Always sharp and direct, invariably witty, often ironic, frequently hostile and invariably personal, Frossard's articles were, somehow inevitably, described as "typically French", a description that he disliked, in spite of having written a book called Excusez-moi d'etre francais (1992). Also he liked to single out quotations from French authors which he thought explained France. Thus, in one of his last pieces, he wrote of Anatole de Monzie, a largely forgotten politician of the Third Republic whom he surprisingly described as talented, erudite and a great orator, and quoted him as saying, "One must never forget that if the French adore revolutions, they are horrified by change." Why quote this in January 1995? Is it true? One remembers Frossard's fewsentences for much longer than the important and well- informed articles that surrounded them.

Frossard's delight was to surprise. And he was well-placed to do this. His grandmother was Jewish, his mother a Lutheran Protestant, his father, Ludovic-Oscar Frossard, an official atheist who was first secretary of the Communist Party and later a socialist minister.

The young Frossard discovered religion when he entered a chapel to look for a friend in July 1935. This experience has often been compared to Claudel's vision, much earlier, in Notre Dame. But Claudel turned his work and himself into a cathedral. Frossard never forgot that his chapel, now invisible, was in the Rue d'Ulm, a street dominated by the Ecole Normale Superieure.

His conversion was always individual, allowing him to adopt different attitudes, even to see matters as a joke. "I was as surprised," he wrote, "to find myself a Catholic when I left the chapel as I would have been to find myself a giraffe when I left the zoo." There is an apostle who has been named "doubting"; Frossard would have been called "comic".

It is tempting to suggest that his wartime experience was as important for him as was his religious conversion. Joining the Resistance early, he was arrested by the Gestapo in 1943 and put under the control of Klaus Barbie in the fort of Montluc, near Lyons. He was one of only seven who survived. He described what it was to be tortured and to visualise himself and his companions as being already dead. He was a witness at the long-delayed trial of Barbie and explained how he had come to understand what was a crime against humanity. He was a Catholic who believed in the rights of man and this applied to the Algerians who were tortured in the 1950s, a torture that he denounced in the right-wing paper L'Aurore.

A Gaullist, Frossard wrote an ironic article on de Gaulle entitled "Napoleon the Other" in 1946. This brought him into personal contact with the General, whom he claimed had brought a spiritual element into French life. When de Gaulle died Frossard claimed that the French had given to him the only possible response to such a great man: ingratitude.

A more direct acquaintance was with Pope John Paul II, who helped Frossard to write a book by answering questions.

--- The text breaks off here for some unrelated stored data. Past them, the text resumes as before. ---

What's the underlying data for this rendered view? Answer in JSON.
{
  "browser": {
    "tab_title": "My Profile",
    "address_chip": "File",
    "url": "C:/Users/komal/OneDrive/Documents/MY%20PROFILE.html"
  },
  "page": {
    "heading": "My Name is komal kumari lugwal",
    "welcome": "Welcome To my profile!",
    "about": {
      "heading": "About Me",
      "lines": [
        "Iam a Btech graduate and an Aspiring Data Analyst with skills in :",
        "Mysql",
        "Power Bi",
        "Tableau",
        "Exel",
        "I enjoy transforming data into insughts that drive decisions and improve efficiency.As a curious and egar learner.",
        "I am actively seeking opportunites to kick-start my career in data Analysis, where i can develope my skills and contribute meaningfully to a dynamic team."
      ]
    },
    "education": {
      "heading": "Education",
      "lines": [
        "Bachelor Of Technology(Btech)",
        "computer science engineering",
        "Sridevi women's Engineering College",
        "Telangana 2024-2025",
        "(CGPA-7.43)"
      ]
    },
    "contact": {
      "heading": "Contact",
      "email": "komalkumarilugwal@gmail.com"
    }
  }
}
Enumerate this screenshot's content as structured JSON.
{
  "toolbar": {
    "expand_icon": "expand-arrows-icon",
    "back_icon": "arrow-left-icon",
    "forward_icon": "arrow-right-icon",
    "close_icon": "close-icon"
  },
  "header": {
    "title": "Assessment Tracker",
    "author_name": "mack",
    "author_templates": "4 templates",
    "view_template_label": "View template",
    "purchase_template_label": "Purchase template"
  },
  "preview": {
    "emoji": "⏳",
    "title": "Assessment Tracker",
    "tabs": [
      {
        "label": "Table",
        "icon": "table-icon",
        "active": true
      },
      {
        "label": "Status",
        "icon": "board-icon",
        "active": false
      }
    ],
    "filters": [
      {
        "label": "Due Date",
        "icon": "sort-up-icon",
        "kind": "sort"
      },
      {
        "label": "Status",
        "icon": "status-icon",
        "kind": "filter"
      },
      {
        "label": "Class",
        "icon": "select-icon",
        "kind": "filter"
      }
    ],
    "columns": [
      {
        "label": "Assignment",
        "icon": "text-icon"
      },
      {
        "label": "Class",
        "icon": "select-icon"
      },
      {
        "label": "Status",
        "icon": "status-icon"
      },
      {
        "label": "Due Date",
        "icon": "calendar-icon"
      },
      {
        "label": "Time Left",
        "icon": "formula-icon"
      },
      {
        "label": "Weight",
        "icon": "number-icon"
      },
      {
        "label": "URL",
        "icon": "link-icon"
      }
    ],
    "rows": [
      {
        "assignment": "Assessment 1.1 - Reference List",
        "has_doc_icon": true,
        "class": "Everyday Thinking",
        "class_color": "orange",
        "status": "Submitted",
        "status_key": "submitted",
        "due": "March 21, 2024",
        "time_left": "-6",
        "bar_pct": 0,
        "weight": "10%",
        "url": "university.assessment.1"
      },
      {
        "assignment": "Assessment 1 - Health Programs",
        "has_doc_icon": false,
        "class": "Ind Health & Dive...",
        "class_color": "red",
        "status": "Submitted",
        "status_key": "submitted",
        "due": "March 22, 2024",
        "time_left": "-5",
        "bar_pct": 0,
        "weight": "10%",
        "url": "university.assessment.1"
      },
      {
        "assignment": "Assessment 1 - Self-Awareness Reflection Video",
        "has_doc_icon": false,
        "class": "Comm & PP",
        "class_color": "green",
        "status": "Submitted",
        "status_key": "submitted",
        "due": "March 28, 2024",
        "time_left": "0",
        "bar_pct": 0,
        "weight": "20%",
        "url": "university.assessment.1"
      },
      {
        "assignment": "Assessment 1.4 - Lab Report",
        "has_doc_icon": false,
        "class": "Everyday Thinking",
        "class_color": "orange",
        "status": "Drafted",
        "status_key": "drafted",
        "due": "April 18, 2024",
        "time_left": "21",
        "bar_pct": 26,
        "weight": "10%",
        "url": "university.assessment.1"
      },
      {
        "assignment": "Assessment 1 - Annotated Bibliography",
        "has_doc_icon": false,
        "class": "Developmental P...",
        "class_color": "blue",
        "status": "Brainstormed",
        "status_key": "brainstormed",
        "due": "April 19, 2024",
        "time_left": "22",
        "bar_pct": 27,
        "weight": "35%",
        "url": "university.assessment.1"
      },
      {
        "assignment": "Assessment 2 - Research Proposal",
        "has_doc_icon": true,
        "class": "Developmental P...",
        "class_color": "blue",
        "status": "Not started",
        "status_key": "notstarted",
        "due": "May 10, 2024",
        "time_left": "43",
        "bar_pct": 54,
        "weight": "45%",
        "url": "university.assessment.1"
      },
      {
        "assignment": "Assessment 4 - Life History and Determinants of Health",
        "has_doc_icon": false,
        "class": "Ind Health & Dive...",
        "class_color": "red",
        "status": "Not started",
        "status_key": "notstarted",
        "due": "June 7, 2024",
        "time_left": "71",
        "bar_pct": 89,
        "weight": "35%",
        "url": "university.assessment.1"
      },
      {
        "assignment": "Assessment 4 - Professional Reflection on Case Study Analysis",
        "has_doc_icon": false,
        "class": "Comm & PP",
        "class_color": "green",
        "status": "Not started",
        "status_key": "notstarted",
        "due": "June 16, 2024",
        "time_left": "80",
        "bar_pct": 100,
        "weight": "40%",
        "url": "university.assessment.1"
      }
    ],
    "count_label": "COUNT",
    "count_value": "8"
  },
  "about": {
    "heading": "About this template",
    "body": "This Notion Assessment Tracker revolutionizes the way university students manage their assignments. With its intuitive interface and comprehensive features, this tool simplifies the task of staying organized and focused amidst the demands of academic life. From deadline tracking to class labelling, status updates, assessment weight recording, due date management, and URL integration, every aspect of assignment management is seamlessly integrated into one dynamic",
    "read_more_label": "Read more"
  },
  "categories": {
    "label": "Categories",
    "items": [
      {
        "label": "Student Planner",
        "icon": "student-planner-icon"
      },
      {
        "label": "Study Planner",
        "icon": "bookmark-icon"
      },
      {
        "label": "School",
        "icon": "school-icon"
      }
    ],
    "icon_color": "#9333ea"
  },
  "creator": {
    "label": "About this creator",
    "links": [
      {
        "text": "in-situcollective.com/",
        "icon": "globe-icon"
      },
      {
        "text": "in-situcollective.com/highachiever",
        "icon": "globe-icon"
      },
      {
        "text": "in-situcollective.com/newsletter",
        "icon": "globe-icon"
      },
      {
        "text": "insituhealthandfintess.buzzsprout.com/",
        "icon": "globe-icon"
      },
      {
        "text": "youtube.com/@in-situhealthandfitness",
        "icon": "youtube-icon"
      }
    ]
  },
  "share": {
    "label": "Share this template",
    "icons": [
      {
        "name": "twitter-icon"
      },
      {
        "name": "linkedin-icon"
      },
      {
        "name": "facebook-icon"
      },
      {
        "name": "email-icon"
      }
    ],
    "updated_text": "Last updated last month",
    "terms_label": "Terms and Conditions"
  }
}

They became friends who telephoned each other frequently, which did not prevent Frossard from telling the Pope that there were times when he was too Papist.

Although he affected to despise honours, he was determined to be a member of the Academie Francaise, which he did with difficulty, at his second try in 1987. There he looked with amusement at the preparations for the election of the Primate of Gaul, Cardinal Decourtray. "I suppose that at least he believes in God," he commented.

A journalist since before the Second World War, Frossard worked for several papers before joining Le Figaro in June 1962. He was a prolific writer. God exists: I know because I've met him (1969) was a best-seller. He surveyed the literary scene with amusement. His constant surprise was in his appearance. As comics are supposed to look glum when the camera is not on them, so Frossard looked bad-tempered until one spoke to him. Then one encountered wit and humour.

When he learnt of Frossard's death, the Pope dedicated his daily mass to him. Doubtless for him, and for many others, there will be much missing of those tiny articles on the front page.

Douglas Johnson Andre Frossard, journalist and writer: born Colombier-Chatelot, Doubs 14 January 1915: died Paris 2 February 1995.